Learn How to Clean Clams With This Helpful Kitchen Tutorial
How to Clean Clams
While clams are truly one of my favorite foods, nothing is more likely to make me cringe and send a shiver down my spine than biting right into a crunchy piece of sand or grit while eating a clam. If you want to avoid that unpleasant sensation at all costs, let me tell you how to clean clams so that you never have to deal with sandy, gritty seafood again. There are plenty of ideas floating around when it comes to the best way to clean clams.
Some people prefer cleaning clams with baking soda, some people just use a water rinse, and others find cleaning clams with cornmeal to be the superior clams cleaning method. In my opinion, the best tactic for getting sand out of clams isn’t as fancy or hands on as some other methods. I was always taught that the proper way to clean clams was with a thorough scrub and a good long soak in saltwater. Continue reading for the low down on some of the best instructions on how to get sand out of clams.
Buying the Right Ones
Before we get into the cleaning instructions, there are a few tips that I want to share with you about selecting the tastiest and fresh clams for your meal. Never buy clams that have shells that are chipped or cracked. The clam inside of the shell could be dead or unwell when you purchase it, and then you are either throwing money away or you’re taking the risk of eating bad seafood, which is never a good risk to take. Eating bad seafood could make you really sick, so don’t take that chance, even if you make the mistake of buying a clam that is cracked or broken. A tiny scuff or very small chip on the shell isn’t a big deal, but if it’s enough of a crack that you can immediately notice it, that clam should go in the garbage. If you can, it’s best to buy your clams live.
They would be the freshest and tasty this way, and they don’t last very long once they’re out of their natural environment, so you want to make sure that you’re using them quickly once you buy them. When you select fresh and unbroken clams at the seafood shop or grocery store, make sure that you transport them in a bag of ice. If the clams are in a plastic bag, make sure that the bag is open so that they would be able to breathe. You want to keep them alive until you cook them. If they’re in a mesh bag or an opened bag within another bag of ice, make sure that the ice bag is left open too. Once you get them home, you can store them either in the sink in a colander over ice or in the refrigerator with some ice for a short period of time. You want to ensure that there is enough oxygen for them to survive and enough coolness that they don’t go bad. Cook them either the night that you’ve purchased them or one day later. Frozen clams usually already have been steamed, so you won’t need to go through the same hassle with those.
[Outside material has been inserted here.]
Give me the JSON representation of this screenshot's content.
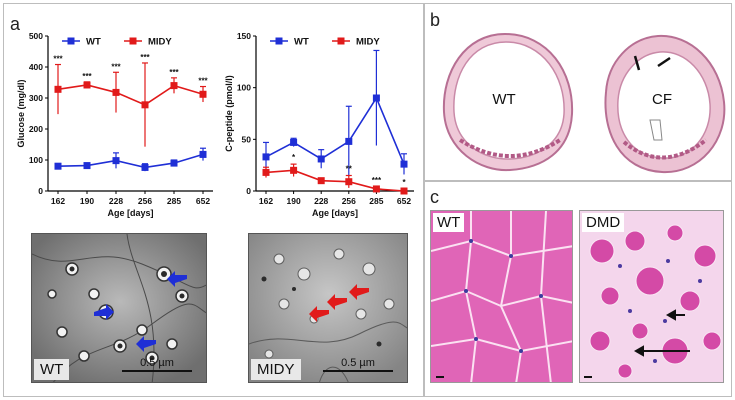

What Is the Easiest Way to Clean Clams?
Now that you’ve gotten the rundown on how to store your clams before making them into a meal, now let’s talk about how to clean clams before cooking. The first thing that you’re going to want to do with your fresh live clams is rinsed them under lukewarm water. Get a scrub brush and brush away any bits of debris, sand, or barnacles that may be lingering on the outside of your clamshells. After scrubbing each clamshell, place the clam into a clean colander. Then, once each clam has been rinsed and scrubbed, prepare a solution of saltwater for them to soak in for about 120-160 minutes. The clams can naturally clean themselves once they are in the water. The shellfish actually removes any bits of dirt, sand, or debris from the inside of the shell as they open up in the water that mimics their natural habitat. To make the saltwater, mix four teaspoons of salt with two liters of cool water. Then place your clams in the water and put on a timer for two or so hours.
Go about your day, whether that means making some of the other elements of tonight’s dinner, doing some online shopping, or taking a luxurious stroll through the neighborhood. Once the timer goes off, it’s time to remove your clams from the water. To do this, simply take them out with a slotted spoon or a pair of tongs, rather than dumping the bowl of water into a strainer. This way, the dirt and grime that the clams have pushed out of their shells should be left in the bottom of the bowl of saltwater, and you won’t take any with the clams into their new clean location. Now you’re ready to start preparing fresh clams. Another important thing that you can do to ensure that your clams are of the best quality and would taste the most delicious is to steam them briefly and watch as all of the shells open up. If you see any clams with shells that remain closed, you know that those claims are not good to eat, and you can discard them immediately. Once you’re sure you have only the cream of the crop when it comes to your shellfish, you can make delicious dinners, side dishes, or appetizers with your delightful and freshly washed clams.
Add a little bit of extra virgin olive oil, fresh garlic, and lemon juice, and you have a simple and delicious sauce for the clams to swim in. Soak it all up with a crusty piece of baguette and pair it with your favorite crisp white wine. Now that I’ve described my ideal meal, I think I might go buy some clams and get cooking!